Typically either Low, Medium, or High will be used. If neither of these accurately reflect the impact, one of the extreme classes should be used. If no class can be assigned by consensus, one of Ambiguous or Unknown should be used.

**Impact classes:** Characteristic values, for natural and malicious vulnerablities.
Class	Value	Symbol
High	Partial unavailability, if unrepairable. Total unavailability, if long-term.	H
Medium	Partial unavailability, if repairable (short-term or long-term). Total unavailability, if short-term.	M
Low	Noticeable degradation, repairable (short-term or long-term) or unrepairable.	L
Extremely high	Very long-term or unrepairable unavailability.	V
Extremely low	Unnoticeable effects, or no actors affected.	U
Ambiguous	Indicates lack of consensus between analysts.	A
Unknown	Indicates lack of knowledge or data.	X
Not yet analysed	Default. Indicates that no assessment has been done yet.	–

It typically does not matter for the selection of impact class whether some or all actors are affected. All actors are important; they would not appear in the diagram otherwise. However, if the analysts agree that only very few actors are affected they can select the next lower class (e.g. Low instead of Medium).

The meaning of “short-term” and “long-term” depends on the tasks and use-cases of the actors. A two minute outage is short-term for fixed telephony but long-term for real-time remote control of drones and robots.

“Degradation” means that actors notice reduced performance (e.g. noise during telephone calls, unusual delay in delivery of email messages), but not so much that their tasks or responsibilities are affected.

“Partial unavailability” means severe degradation or unavailability of some aspects of the service, such that actors cannot effectively perform some of their tasks or responsibilities. For example: email can only be sent within the organisation; noise makes telephone calls almost unintelligible; mobile data is unavailable but mobile calls and SMS are not affected. Actors can still perform some of their tasks, but other tasks are impossible or require additional effort.

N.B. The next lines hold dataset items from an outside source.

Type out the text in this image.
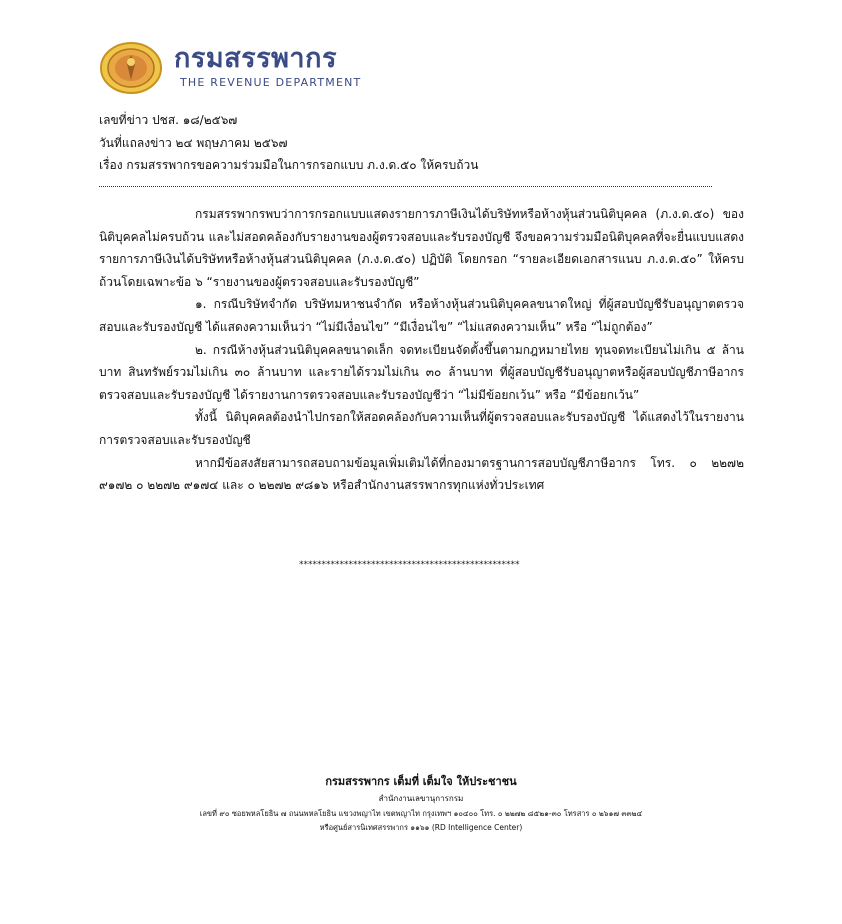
กรมสรรพากร
THE REVENUE DEPARTMENT
เลขที่ข่าว ปชส. ๑๘/๒๕๖๗
วันที่แถลงข่าว ๒๔ พฤษภาคม ๒๕๖๗
เรื่อง กรมสรรพากรขอความร่วมมือในการกรอกแบบ ภ.ง.ด.๕๐ ให้ครบถ้วน

กรมสรรพากรพบว่าการกรอกแบบแสดงรายการภาษีเงินได้บริษัทหรือห้างหุ้นส่วนนิติบุคคล (ภ.ง.ด.๕๐) ของนิติบุคคลไม่ครบถ้วน และไม่สอดคล้องกับรายงานของผู้ตรวจสอบและรับรองบัญชี จึงขอความร่วมมือนิติบุคคลที่จะยื่นแบบแสดงรายการภาษีเงินได้บริษัทหรือห้างหุ้นส่วนนิติบุคคล (ภ.ง.ด.๕๐) ปฏิบัติ โดยกรอก “รายละเอียดเอกสารแนบ ภ.ง.ด.๕๐” ให้ครบถ้วนโดยเฉพาะข้อ ๖ “รายงานของผู้ตรวจสอบและรับรองบัญชี”

๑. กรณีบริษัทจำกัด บริษัทมหาชนจำกัด หรือห้างหุ้นส่วนนิติบุคคลขนาดใหญ่ ที่ผู้สอบบัญชีรับอนุญาตตรวจสอบและรับรองบัญชี ได้แสดงความเห็นว่า “ไม่มีเงื่อนไข” “มีเงื่อนไข” “ไม่แสดงความเห็น” หรือ “ไม่ถูกต้อง”

๒. กรณีห้างหุ้นส่วนนิติบุคคลขนาดเล็ก จดทะเบียนจัดตั้งขึ้นตามกฎหมายไทย ทุนจดทะเบียนไม่เกิน ๕ ล้านบาท สินทรัพย์รวมไม่เกิน ๓๐ ล้านบาท และรายได้รวมไม่เกิน ๓๐ ล้านบาท ที่ผู้สอบบัญชีรับอนุญาตหรือผู้สอบบัญชีภาษีอากรตรวจสอบและรับรองบัญชี ได้รายงานการตรวจสอบและรับรองบัญชีว่า “ไม่มีข้อยกเว้น” หรือ “มีข้อยกเว้น”

ทั้งนี้ นิติบุคคลต้องนำไปกรอกให้สอดคล้องกับความเห็นที่ผู้ตรวจสอบและรับรองบัญชี ได้แสดงไว้ในรายงานการตรวจสอบและรับรองบัญชี

หากมีข้อสงสัยสามารถสอบถามข้อมูลเพิ่มเติมได้ที่กองมาตรฐานการสอบบัญชีภาษีอากร โทร. ๐ ๒๒๗๒ ๙๑๗๒ ๐ ๒๒๗๒ ๙๑๗๔ และ ๐ ๒๒๗๒ ๙๘๑๖ หรือสำนักงานสรรพากรทุกแห่งทั่วประเทศ

*************************************************
กรมสรรพากร เต็มที่ เต็มใจ ให้ประชาชน
สำนักงานเลขานุการกรม
เลขที่ ๙๐ ซอยพหลโยธิน ๗ ถนนพหลโยธิน แขวงพญาไท เขตพญาไท กรุงเทพฯ ๑๐๔๐๐ โทร. ๐ ๒๒๗๒ ๘๕๒๑-๓๐ โทรสาร ๐ ๒๖๑๗ ๓๓๒๔
หรือศูนย์สารนิเทศสรรพากร ๑๑๖๑ (RD Intelligence Center)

“Total unavailability” means that actors effectively cannot perform any of their tasks and responsibilities using the telecom service (e.g. phone calls can be made but are completely unintelligible because of extremely poor quality).

“Extremely high” means that if the incident happens the damage will be so large that major redesign of the telecom service is necessary, or the service has to be terminated and replaced with an alternative because repairs are unrealistic.

4.3.5 Assessing all vulnerabilities on a component

The overall vulnerability level of a component is defined as the worst vulnerability for that component. If some of the vulnerabilities are not assessed (no frequency or impact have been set on them), they will not contribute to the overall vulnerability level. It can thus be a useful time-saver to skip assessment of unimportant vulnerabilities.

It is very important that all vulnerabilities with High and Extremely high impact are assessed fully. This is true even when their Frequency is low.